We see Horst’s technique expanding around this time: compressed perspective allowing another device. In his 1946 portrait of the model Carmen Dell’Orefice—still working today—she kneels by a single bed in a sheet-like dress, the blurred stall in the background suggesting the unmentionable: a lunatic asylum.
For all Horst is celebrated for his portraits of women—the monochrome, the vampy, campy shading—it is the headshot of a man that impresses most. Dali (in 1946), eyes closed, in reverie. It is the most blissful image imaginable. But it is not, of course, Horst’s most famous: that accolade belongs to “The Mainbocher Corset.” Brilliantly, the V&A hangs the original alongside the retouched version. In the latter our model’s toned back—shoulder blades like geological maps—is bound tight with the satin. Horst preferred the original, the slight gap suggesting invitation.
“It’s a shame they don’t have the corset here,” bellows a fellow visitor. He misses the point: The cloth isn’t the star, the shutter is.

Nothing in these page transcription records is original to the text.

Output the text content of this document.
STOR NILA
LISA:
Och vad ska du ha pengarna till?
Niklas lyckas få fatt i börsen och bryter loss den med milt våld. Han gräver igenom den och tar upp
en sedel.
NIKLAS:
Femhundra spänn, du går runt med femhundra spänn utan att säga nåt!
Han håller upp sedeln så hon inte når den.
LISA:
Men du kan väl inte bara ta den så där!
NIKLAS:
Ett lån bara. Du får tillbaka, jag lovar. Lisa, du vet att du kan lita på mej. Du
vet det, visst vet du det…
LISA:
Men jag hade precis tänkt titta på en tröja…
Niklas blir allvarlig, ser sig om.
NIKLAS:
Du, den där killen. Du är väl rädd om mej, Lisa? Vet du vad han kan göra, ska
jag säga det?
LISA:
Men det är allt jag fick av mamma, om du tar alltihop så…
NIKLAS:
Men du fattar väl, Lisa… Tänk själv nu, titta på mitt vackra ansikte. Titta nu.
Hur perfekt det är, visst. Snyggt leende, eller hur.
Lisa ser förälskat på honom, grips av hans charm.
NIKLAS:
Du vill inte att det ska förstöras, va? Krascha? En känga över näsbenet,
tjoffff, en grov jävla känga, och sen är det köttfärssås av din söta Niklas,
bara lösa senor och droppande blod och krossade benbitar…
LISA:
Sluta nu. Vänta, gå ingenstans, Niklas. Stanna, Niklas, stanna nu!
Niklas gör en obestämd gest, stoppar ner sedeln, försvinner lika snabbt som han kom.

But this image, now reaching the cheap iconic status of La Gioconda, referenced and re-worked a thousand times (Madonna, Jean-Paul Gaultier, all have fed off it), is nothing in its sado-masochism compared to what we find a few steps away.
Costumes for Dali’s “Dream of Venus Pavilion” (1939) is brutal: a woman in a cut-out body stocking, a pearl necklace from which hangs shelled oysters draped over her breasts like off-cuts from FGM, and a lobster eating her crotch. Does Horst hate women? He does not know them. His obsession with their backs tells us this.
But he wants us to know those we think we already do. In the most crowd-pleasing section of the exhibition—dubbed Stage and Screen—hang his pictures of celluloid legends.
There is Marlene Dietrich in 1942. Horst dispensed with Josef von Sternberg’s famed angled lightning for a softer glow, much to her annoyance. Here we see why: She looks human, vulnerable, her face made potato, flattened. She only wanted the camera to lie. There is Joan Crawford in a huge black hat, her face, said Horst, “is all make-up, a mask not a face.” But by God he captures that mask with gothic allure.
Meet Rita Hayworth in 1947, peaking out of the darkness, a tiny glimpse of her parted lips, light just hitting her Carmen-curls and bare shoulder. And, horribly, Bette Davis, perched on a huge, oversized prop chair, soon after playing murderess Leslie Crosbie in The Letter—the great dramatic actress reduced to a silly doll. I hate it. I hate him for taking it. But his determination to show subjects afresh won him the fame and opened the doors. Vivien Leigh must surely have approved of the one portrait in which she does not look vulnerable: a military jacket, a confrontational gaze.
These are the highlights. The lowlights are all the later elements for which he will eventually be forgotten: the dreary landscapes; the lovely and pointless interiors; the obvious patterns from nature; the male, headless porn-y nudes; the color portraits so garish as to see where David LaChapelle was inspired; and even the 90-odd Vogue covers up to 1963.
And then, as you exit, as the man who captured best the fashion of the early to mid-20th century continues to seduce, a 1930s Horst-esque faux-fur stole confronts you in the gift shop. As if, after all the above, one would want anything that reeked of lifeless imitation.